沼田 小説と映画には、もちろん違うところもあります。でも雰囲気とか詩情のようなものは共通している。全篇を通じて、僕はそう感じました。
主人公の今野(綾野剛)と日浅(松田龍平)、最初浅いところから始まった二人の関係が、深まっていくにつれて、どんどん森の奥まで進んでいく。釣りをするときも、川の水深が浅いところから膝の高さになり、やがて腰のあたりにまで深くなっていくんですよね。
それと、もともと長いショットが好きなので、釣りのシーンが長回しで撮られているのも嬉しかったです。
──大友監督は、これまでもロケなどで全国各地に行かれたと思うのですが、岩手県ならではの特殊性、地域性というものに、今回気づかれましたか。

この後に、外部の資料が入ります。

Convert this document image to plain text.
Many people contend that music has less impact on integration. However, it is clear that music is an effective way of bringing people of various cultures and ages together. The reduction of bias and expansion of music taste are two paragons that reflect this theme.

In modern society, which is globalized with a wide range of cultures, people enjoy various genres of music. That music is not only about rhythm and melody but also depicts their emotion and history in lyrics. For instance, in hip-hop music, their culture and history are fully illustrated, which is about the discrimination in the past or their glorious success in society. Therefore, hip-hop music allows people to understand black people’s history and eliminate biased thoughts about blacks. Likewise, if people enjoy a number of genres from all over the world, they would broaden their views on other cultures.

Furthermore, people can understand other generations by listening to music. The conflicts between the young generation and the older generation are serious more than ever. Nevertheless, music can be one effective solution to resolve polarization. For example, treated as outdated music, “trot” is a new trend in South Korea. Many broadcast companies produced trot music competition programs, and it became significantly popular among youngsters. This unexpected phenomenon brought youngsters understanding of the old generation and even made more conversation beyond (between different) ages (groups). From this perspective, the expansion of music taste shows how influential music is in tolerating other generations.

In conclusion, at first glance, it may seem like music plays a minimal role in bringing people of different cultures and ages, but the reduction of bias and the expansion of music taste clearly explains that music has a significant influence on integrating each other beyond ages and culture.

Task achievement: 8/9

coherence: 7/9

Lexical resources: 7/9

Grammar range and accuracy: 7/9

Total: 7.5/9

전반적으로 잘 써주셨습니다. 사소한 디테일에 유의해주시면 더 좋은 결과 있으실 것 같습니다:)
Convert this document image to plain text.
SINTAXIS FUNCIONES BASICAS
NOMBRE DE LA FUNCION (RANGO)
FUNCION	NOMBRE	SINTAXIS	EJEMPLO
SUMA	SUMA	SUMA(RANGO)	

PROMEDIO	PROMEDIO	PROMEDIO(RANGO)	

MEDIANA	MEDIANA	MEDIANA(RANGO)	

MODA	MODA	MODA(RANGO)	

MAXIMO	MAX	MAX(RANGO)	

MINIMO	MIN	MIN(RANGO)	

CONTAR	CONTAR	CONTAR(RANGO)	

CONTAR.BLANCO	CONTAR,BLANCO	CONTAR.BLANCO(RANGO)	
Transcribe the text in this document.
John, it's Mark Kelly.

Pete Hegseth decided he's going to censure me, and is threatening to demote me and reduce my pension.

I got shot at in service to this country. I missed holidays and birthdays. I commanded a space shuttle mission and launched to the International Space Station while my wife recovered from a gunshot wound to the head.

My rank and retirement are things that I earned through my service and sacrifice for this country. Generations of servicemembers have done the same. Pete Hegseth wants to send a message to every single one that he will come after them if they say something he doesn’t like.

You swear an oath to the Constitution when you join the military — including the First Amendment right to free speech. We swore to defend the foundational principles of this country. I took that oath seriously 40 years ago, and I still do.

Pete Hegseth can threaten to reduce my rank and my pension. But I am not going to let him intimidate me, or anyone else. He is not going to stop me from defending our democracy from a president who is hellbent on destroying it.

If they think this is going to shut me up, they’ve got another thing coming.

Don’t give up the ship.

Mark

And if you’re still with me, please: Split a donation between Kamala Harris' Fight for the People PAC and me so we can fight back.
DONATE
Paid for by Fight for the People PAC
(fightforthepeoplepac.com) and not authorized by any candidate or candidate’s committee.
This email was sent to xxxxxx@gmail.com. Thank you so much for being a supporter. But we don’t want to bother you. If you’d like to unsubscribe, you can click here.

大友 時間の流れが、東京とはかなり違いますよね。岩手県にある特別な、豊かな時間の流れ、空気感がある。映画でもじっくり構えて撮って、そういう流れが映像から見えるようにしました。
それと、今はツイッターとか、すぐに反射する世の中ですよね。東京にいると140字ですぐに返さないといけないけれど、本当は一回じっくり考えて咀嚼する時間って必要だと思うんです。盛岡では、あまり反射を要求されない。
沼田 僕は、小説でもなんでも、リアクションをあまり気にしないんです。人と話していてすぐ怒る人っているじゃないですか。それを、自分が怒られているとは思わないで、(あー、怒っているなあ)と見てしまうほうで……。
実は、この小説を嫌いな人もいるって、友達が教えてくれたんですが、それも(そうか、どういうところが嫌いなのかな)とは思いますが、畜生! とはならない。そういう自分の淡泊、というか少しよそよそしいところが、小説には出ているかもしれません。
東京は遊ぶのには楽しい場所ですが、そこに住んで小説を書くのは、自分には難しいですね。どこにいても小説は書けますが、「影裏」は岩手にいたからこそ書けたものです。